In an ideal world, the radical changes to audio systems imposed by digital cinema will shift the investment funnel from multiple audio cinema processors to additional amplifiers and speakers. This should lead to an improvement in audience experience, which is exactly what is needed to further differentiate cinema from home theatre. This shouldn't spell doom for the cinema processor companies, though. Digital cinema systems impose unique technical challenges, leaving room for products to go back to competing on a feature and quality basis, rather than on a monopolized sound track basis. Instead of producing highly engineered products that provide little difference in audience experience, there is the potential for feature rich digital cinema processors that provide sophisticated remote maintenance capability, for instance.

Among the many features one can envision is modular processing. Let's say that in our digital cinema of the future, our finest screen, Screen 6, has a 5.1 digital audio system. But the latest blockbuster feature coming out requires the shiny new 7.2 format. That means adding an additional subwoofer and two full-range speaker systems in the auditorium. This shouldn't require discarding our previous investment in a digital audio processor. Instead, we should be able to add on a new parallel processor that expands our I/O capability. One can think of audio processing in the future in terms of modular "bricks", instead of dedicated products that are limited in their flexibility.
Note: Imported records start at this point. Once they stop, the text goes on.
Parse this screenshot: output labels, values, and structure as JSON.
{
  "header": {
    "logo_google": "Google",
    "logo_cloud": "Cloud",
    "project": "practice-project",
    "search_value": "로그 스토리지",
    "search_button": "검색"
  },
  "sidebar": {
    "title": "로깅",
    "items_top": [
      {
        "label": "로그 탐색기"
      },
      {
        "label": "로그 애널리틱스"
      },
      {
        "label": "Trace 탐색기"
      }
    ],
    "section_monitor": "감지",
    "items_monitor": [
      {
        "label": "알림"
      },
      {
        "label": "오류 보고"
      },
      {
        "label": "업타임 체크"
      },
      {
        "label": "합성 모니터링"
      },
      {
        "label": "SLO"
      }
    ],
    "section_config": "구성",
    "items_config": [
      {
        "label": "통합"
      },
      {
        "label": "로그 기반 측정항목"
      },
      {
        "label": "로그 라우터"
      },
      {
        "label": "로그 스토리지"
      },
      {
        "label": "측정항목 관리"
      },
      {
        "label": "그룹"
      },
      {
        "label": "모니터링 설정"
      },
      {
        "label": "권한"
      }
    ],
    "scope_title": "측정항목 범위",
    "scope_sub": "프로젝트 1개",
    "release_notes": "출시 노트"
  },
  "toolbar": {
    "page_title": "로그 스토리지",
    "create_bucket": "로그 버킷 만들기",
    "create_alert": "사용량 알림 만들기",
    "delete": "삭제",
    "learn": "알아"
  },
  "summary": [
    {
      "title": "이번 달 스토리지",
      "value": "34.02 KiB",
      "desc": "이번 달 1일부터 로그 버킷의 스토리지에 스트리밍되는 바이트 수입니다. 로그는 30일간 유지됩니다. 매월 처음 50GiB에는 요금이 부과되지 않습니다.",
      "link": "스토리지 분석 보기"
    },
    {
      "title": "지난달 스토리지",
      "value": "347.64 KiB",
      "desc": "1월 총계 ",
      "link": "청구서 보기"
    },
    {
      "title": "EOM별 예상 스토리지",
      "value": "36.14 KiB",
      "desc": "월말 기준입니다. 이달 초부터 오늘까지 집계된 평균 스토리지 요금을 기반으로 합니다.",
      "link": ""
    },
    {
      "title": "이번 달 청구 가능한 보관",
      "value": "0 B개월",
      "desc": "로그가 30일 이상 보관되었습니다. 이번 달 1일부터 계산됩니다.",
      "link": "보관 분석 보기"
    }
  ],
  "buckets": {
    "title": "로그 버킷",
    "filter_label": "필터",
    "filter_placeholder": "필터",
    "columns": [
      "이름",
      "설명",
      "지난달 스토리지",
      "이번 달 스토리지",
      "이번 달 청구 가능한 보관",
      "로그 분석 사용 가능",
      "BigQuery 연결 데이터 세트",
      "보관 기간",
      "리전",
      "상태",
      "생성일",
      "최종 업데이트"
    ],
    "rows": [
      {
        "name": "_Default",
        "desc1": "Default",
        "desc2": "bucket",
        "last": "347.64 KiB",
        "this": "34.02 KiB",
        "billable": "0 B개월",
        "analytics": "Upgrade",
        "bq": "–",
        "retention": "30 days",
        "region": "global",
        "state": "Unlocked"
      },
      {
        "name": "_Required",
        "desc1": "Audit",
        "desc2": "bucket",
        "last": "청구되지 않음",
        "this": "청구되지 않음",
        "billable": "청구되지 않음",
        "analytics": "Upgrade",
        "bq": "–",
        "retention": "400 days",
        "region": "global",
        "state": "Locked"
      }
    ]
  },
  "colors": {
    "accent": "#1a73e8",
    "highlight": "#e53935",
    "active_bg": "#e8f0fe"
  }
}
Technologies such as IEEE 1394 and DSP can go a long way towards making this a reality. This is an area where standards can greatly benefit both the production and exhibition communities by providing a standard way for sound systems to grow. Not necessarily at the product or "brick" level, but more importantly, at the level of the digital bit stream that feeds the digital processors.

Digital cinema clearly imposes a new order to the world of digital audio. It has the potential to give the audio production community the tools they have long desired. To the exhibitor, it can provide the opportunity to invest in audio equipment that clearly adds to the audience experience. To get there will take a concerted effort on the part of both standard makers and the production community. Let's hope we do this one well.